Tarihin Tozlu Sayfalarından Bir Yer

Antalya'nın Alanya ilçesinde, Alanya Limanı'nda bulunan Kızıl Kule, bölgenin en dikkat çekici yapılarından biridir.

13. yüzyılda inşa edilen bu sekizgen planlı kule, Selçuklu dönemi mimarisinin önemli örneklerinden biri olarak kabul edilir. Yüzyıllar boyunca kenti denizden gelebilecek saldırılara karşı koruma görevini üstlenmiş olan kule, günümüzde Alanya’nın simgesi olarak tarihi ve kültürel önemiyle dikkat çekmektedir.

Tarihin Tozlu Sayfalarından Bir Yer

TARİHÇESİ VE MİMARİSİ

Kızıl Kule, 1226 yılında Selçuklu Sultanı I. Alaeddin Keykubad’ın emriyle inşa edilmiştir. Kulenin yapımında, daha önce Sinop Kalesi’ni inşa eden Halepli mimar Ebu Ali Reha el Kettani görev almıştır.

Yapının en dikkat çeken özelliği sekizgen planıdır. Her duvarı 12,5 metre genişliğinde olan kulenin çapı 29 metre, yüksekliği ise 33 metre olarak ölçülmüştür. Zemin dahil beş kat olan kulenin her katı taş merdivenlerle birbirine bağlanır ve en üst kata 85 basamaklı bir merdivenle çıkılır. Kulenin üst kısmı, taş blokları kaldırmanın zorlaşması nedeniyle pişmiş kırmızı tuğlalar kullanılarak tamamlanmıştır. Bu kırmızı tuğlalar, kuleye Kızıl Kule adını vermiştir

ANTİK MALZEMELER VE YAPI TEKNİĞİ

Kızıl Kule’nin yapımında bazı antik dönemden kalma mermer bloklar kullanılmıştır.
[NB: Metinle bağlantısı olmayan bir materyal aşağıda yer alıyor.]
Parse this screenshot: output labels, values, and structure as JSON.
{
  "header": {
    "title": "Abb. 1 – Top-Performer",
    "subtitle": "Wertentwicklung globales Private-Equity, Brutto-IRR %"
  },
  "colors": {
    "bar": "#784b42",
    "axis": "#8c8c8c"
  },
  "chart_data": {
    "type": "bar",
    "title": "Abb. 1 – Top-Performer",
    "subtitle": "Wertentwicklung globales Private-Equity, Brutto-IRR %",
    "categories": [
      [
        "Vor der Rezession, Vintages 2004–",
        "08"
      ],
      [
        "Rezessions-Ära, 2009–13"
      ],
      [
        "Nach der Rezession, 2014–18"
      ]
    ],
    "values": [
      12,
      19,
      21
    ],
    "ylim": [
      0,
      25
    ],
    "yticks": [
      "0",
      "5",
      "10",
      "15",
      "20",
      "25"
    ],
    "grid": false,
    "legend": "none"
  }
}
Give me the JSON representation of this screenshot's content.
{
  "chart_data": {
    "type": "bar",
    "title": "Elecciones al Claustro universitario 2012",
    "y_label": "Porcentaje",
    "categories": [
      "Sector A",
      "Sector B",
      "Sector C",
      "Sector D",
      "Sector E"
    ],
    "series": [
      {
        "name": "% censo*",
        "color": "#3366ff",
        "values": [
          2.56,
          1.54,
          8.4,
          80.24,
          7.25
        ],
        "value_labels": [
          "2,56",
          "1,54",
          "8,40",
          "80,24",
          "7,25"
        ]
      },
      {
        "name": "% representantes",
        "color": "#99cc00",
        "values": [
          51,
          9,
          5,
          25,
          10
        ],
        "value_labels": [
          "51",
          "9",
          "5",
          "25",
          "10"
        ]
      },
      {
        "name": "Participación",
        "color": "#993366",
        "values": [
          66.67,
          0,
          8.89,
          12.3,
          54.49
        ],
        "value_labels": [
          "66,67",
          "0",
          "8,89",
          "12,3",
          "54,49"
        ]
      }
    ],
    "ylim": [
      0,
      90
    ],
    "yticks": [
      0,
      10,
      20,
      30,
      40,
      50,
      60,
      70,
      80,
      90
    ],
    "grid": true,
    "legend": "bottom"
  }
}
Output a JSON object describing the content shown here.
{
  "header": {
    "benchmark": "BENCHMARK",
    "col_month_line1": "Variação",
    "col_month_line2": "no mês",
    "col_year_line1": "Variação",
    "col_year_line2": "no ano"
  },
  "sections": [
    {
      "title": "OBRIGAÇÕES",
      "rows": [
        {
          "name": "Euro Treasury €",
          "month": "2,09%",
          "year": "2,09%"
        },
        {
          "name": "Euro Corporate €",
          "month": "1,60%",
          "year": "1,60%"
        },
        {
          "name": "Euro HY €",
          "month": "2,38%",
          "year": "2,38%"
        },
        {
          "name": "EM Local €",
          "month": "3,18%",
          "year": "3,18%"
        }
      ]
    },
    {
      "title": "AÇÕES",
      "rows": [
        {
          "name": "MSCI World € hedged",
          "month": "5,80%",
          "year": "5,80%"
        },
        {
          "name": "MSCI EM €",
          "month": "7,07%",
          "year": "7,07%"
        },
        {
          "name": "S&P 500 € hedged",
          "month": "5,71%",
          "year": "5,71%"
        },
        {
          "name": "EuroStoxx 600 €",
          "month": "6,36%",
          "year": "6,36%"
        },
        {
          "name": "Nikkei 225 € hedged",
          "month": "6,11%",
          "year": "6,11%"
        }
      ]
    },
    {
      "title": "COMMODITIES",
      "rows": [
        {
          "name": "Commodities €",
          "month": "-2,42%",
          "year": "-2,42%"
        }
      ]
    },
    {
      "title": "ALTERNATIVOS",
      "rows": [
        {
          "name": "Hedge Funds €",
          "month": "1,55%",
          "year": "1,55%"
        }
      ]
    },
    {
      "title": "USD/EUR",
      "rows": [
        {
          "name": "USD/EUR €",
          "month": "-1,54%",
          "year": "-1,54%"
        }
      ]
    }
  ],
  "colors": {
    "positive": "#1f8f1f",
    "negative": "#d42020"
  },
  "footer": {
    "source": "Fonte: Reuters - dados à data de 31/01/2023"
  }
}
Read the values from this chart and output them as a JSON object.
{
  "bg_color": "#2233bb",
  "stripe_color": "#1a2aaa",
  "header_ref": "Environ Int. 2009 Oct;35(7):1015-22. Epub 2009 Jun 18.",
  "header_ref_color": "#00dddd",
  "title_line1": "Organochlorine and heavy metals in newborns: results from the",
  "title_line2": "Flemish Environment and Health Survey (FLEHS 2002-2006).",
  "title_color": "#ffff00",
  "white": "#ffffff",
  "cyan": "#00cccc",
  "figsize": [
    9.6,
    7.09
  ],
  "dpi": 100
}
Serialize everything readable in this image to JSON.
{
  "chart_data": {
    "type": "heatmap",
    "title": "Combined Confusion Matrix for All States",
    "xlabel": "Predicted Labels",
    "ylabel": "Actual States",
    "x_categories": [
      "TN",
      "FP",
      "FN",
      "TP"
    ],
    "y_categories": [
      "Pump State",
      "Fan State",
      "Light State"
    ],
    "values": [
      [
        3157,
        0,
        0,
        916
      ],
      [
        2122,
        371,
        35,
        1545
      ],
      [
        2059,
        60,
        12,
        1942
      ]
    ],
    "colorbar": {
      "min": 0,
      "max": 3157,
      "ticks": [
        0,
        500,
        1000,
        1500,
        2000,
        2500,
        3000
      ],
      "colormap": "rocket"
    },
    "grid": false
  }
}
Bununla birlikte, yapının dayanıklılığını artırmak için kullanılan harçta yumurta akı yer alır. Kırmızı renkli dış yüzeyin elde edilmesi içinse yumurta sarısı ile sıva karıştırılmıştır. Bu teknik, dönemin inşaat yöntemlerinde hem estetik hem de dayanıklılık amaçlı yenilikçi bir yaklaşım olarak öne çıkar

İÇ YAPI VE SARNIÇ SİSTEMİ

Kulenin iç tasarımı da oldukça işlevseldir. Üstten aldığı güneş ışığı, kule boyunca aşağı katlara kadar ulaşır. Bu sayede zemin katlar bile doğal aydınlatma ile aydınlanır. Kulenin merkezinde bir sarnıç bulunur ve bu yapı, kulenin askeri amaçlarla uzun süreli kullanımını desteklemek için tasarlanmıştır. Bu sarnıç, içerideki su ihtiyacını karşılamak amacıyla kullanılmıştır.

SAVUNMA VE ASKERİ AMAÇLAR

Kızıl Kule, inşa edildiği dönemde denizden gelebilecek saldırılara karşı Alanya Limanı ve tersanesini korumak amacıyla tasarlanmıştır. Asırlar boyunca askeri üs olarak hizmet vermiştir. Stratejik konumu ve sağlam yapısı ile bölgenin güvenliğini sağlamakta önemli bir rol oynamıştır

RESTORASYON VE GÜNÜMÜZDEKİ KULLANIMI

1950'li yıllarda restore edilen kule, 1979 yılında ziyarete açılmış ve zemin katı Alanya Etnografya Müzesi olarak düzenlenmiştir. Ziyaretçiler burada, Alanya ve çevresinin geleneksel kültürüne dair el yapımı eserler, halılar ve yöresel araç-gereçleri görebilirler.
1992-2005 yılları arasında Türkiye'de tedavülde olan 250.000 TL’lik banknotların arka yüzünde Kızıl Kule’nin görseli yer almıştır. Bu, yapının ülke çapında bir kültürel miras olarak kabul edilmesinin önemli bir göstergesidir

ALANYA’NIN TARİHİ SİMGESİ

Kızıl Kule, Selçuklu mimarisinin güçlü bir örneği olmanın ötesinde, Alanya’nın tarihi ve kültürel dokusunu yaşatan bir yapıdır. Savunma amacıyla inşa edilen bu yapı, günümüzde hem turistik hem de müzecilik faaliyetleriyle hizmet vermektedir. Alanya’ya gelen ziyaretçiler için Kızıl Kule, bölgenin tarihini keşfetmek ve kültürel zenginlikleri tanımak açısından önemli bir duraktır.